Floating Ocean Thermal Energy Conversion Device Concept Revealed
A business which is aiming to bring a new form of renewable energy to tropical resorts has released images of its first design concepts.
Global OTEC Resources has spent the last year developing the company’s concept for using ocean thermal energy conversion (OTEC) especially for off-grid resorts and islands in the Maldives and Caribbean. The company says it has reached a cost model which is comparable to, if not cheaper than, the cost of running diesel generators.
OTEC is a technology for converting some of the energy that the tropical oceans absorb from the sun, first into electricity and then into fuels. During an average day, the 60 million square kilometers of surface waters of the tropical oceans (located approximately 10 degrees north to 10 degrees south of the equator) absorb one quadrillion megajoules of solar energy-equivalent to the energy that would be released by the combustion of 170 billion barrels of oil per day. The surface waters are a warm-water reservoir 35 to 100 meters deep that is maintained night and day at a temperature of 25 to 28°C.
Below about 800 meters, an enormous source of ice-cold water, which is fed by currents flowing along the ocean bottom from the northern and southern polar regions, is maintained at about 4°C. OTEC uses this temperature difference to generate electricity. Warm water is drawn from the surface layer into a heat exchanger to vaporize a working fluid with a boiling point of about -30°C. The vapor drives a turbine attached to an electric generator. Exhaust vapor from the turbine is subsequently condensed in a second heat exchanger, which is cooled by water pumped from the cold water source below. The condensed vapor is then returned to the boiler to complete a cycle that will generate electricity 24 hours a day throughout the year.

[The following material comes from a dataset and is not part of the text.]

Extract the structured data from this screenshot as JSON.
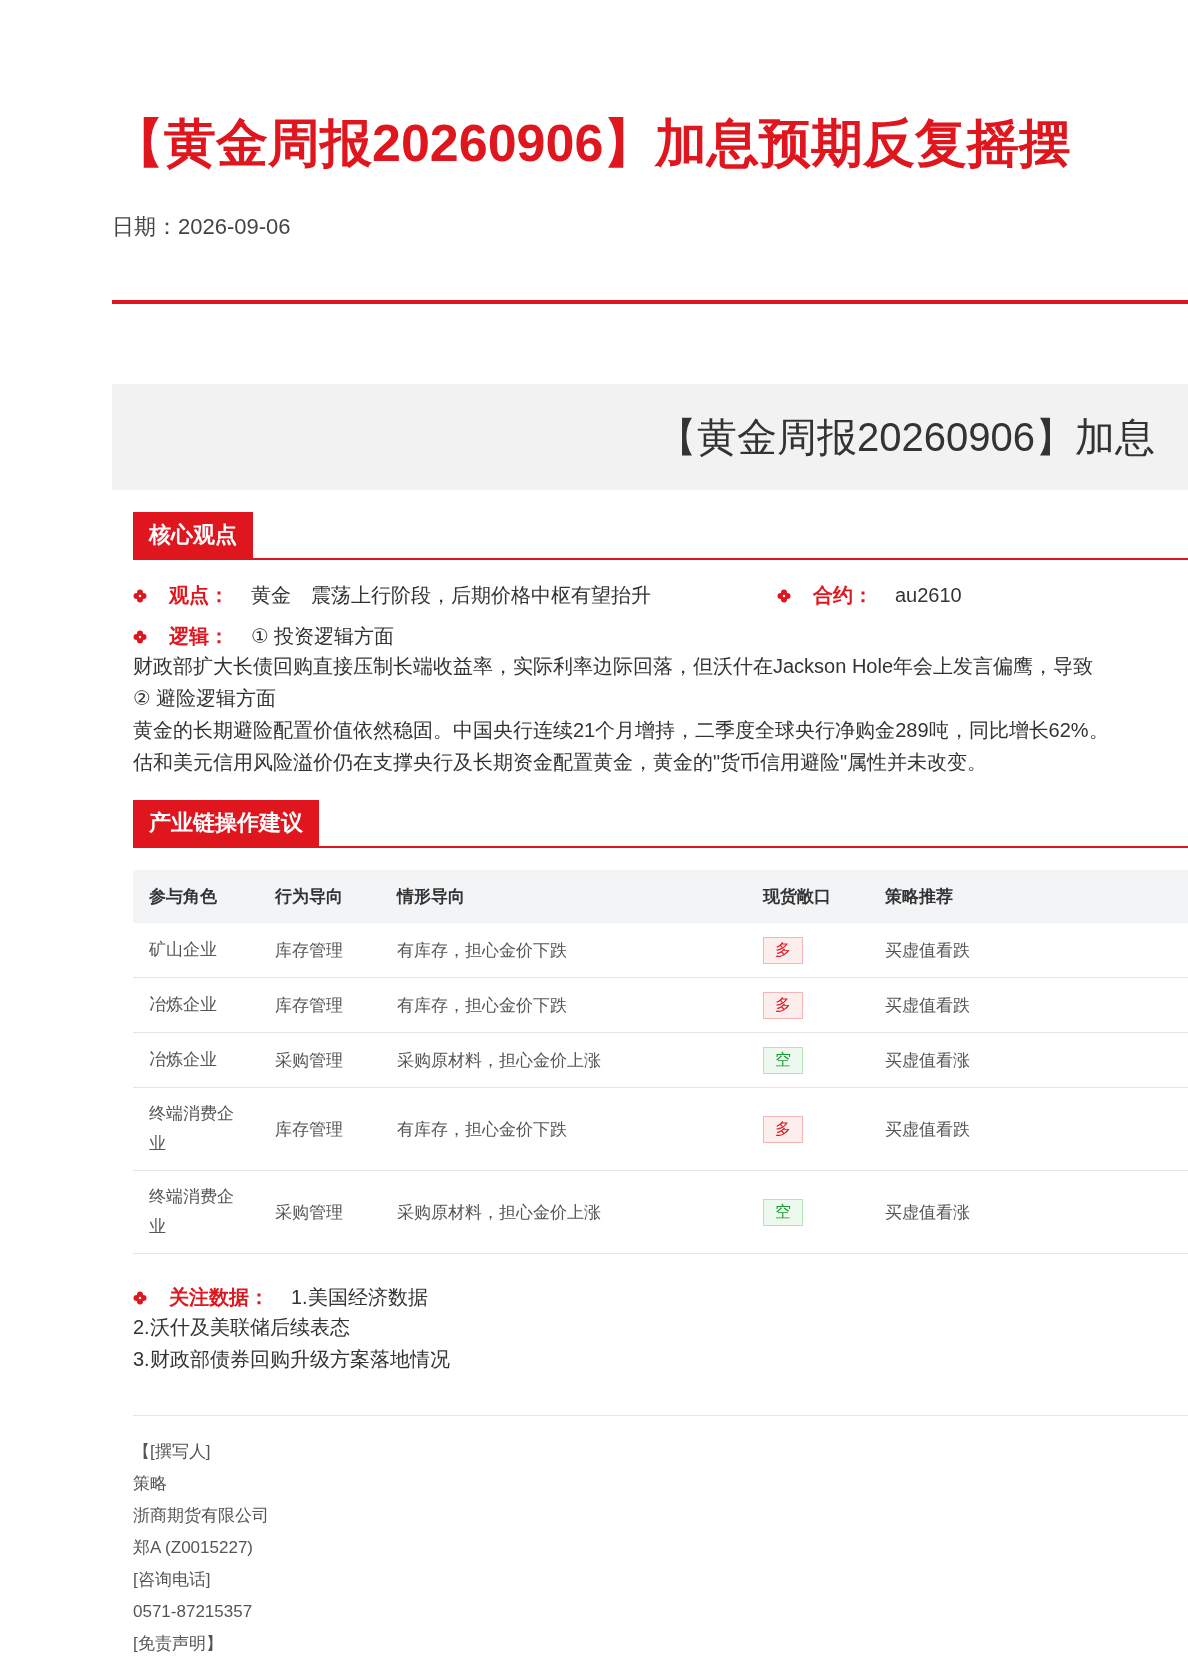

Global OTEC Resource’s concept will deliver a net capacity of 1MW of electricity to its customers across the tropics, which is enough to fully power most small-to-midsized resorts or islands. The images show an OTEC plant housed on a floating barge which incorporates a deep cold-water pipe into its hull through a weather-vaning turret mooring system. The cold-water pipe returns seawater from a depth of 1,000 meters, achieving the temperature difference with the warm surface water of 20°C. Ammonia is repeatedly evaporated and condensed to power a turbine and produce electricity.
The company decided to focus its design on the needs of Small Island Developing States after learning that many small islands consume over 10,000 liters of diesel a day. Managing Director Dan Grech says: “Many meetings with both private and public sector representatives in our target markets have indicated that currently, renewables aren't presenting a viable proposition for islands to cut their dependence on fossil fuels. Thousands of islands lack the space for large solar and battery installations to provide their basic daily electricity loads and feel stuck with diesel generators despite the threat climate change presents to their livelihoods.
“Our next stage is to advance the detail of this design to be ready for fabrication. Our first ocean thermal energy systems will come online in less than two years.”
The first system is expected to be installed in the Maldives, and the company has received positive feedback elsewhere. Tamara Ebanks, Acting Chief Officer of the Ministry of Commerce, Planning and Infrastructure at the Cayman Islands Government, says: "We believe Global OTEC Resources works are aligned with our goals of becoming a sustainable community and simultaneously achieving the United Nations Sustainable Development Goals of Affordable and Clean Energy and the Paris Agreement Targets."
Global OTEC Resources received a £140,000 ($177,000) grant from Marine-I, an E.U.-funded program designed to promote innovation in marine technology in Cornwall in the U.K.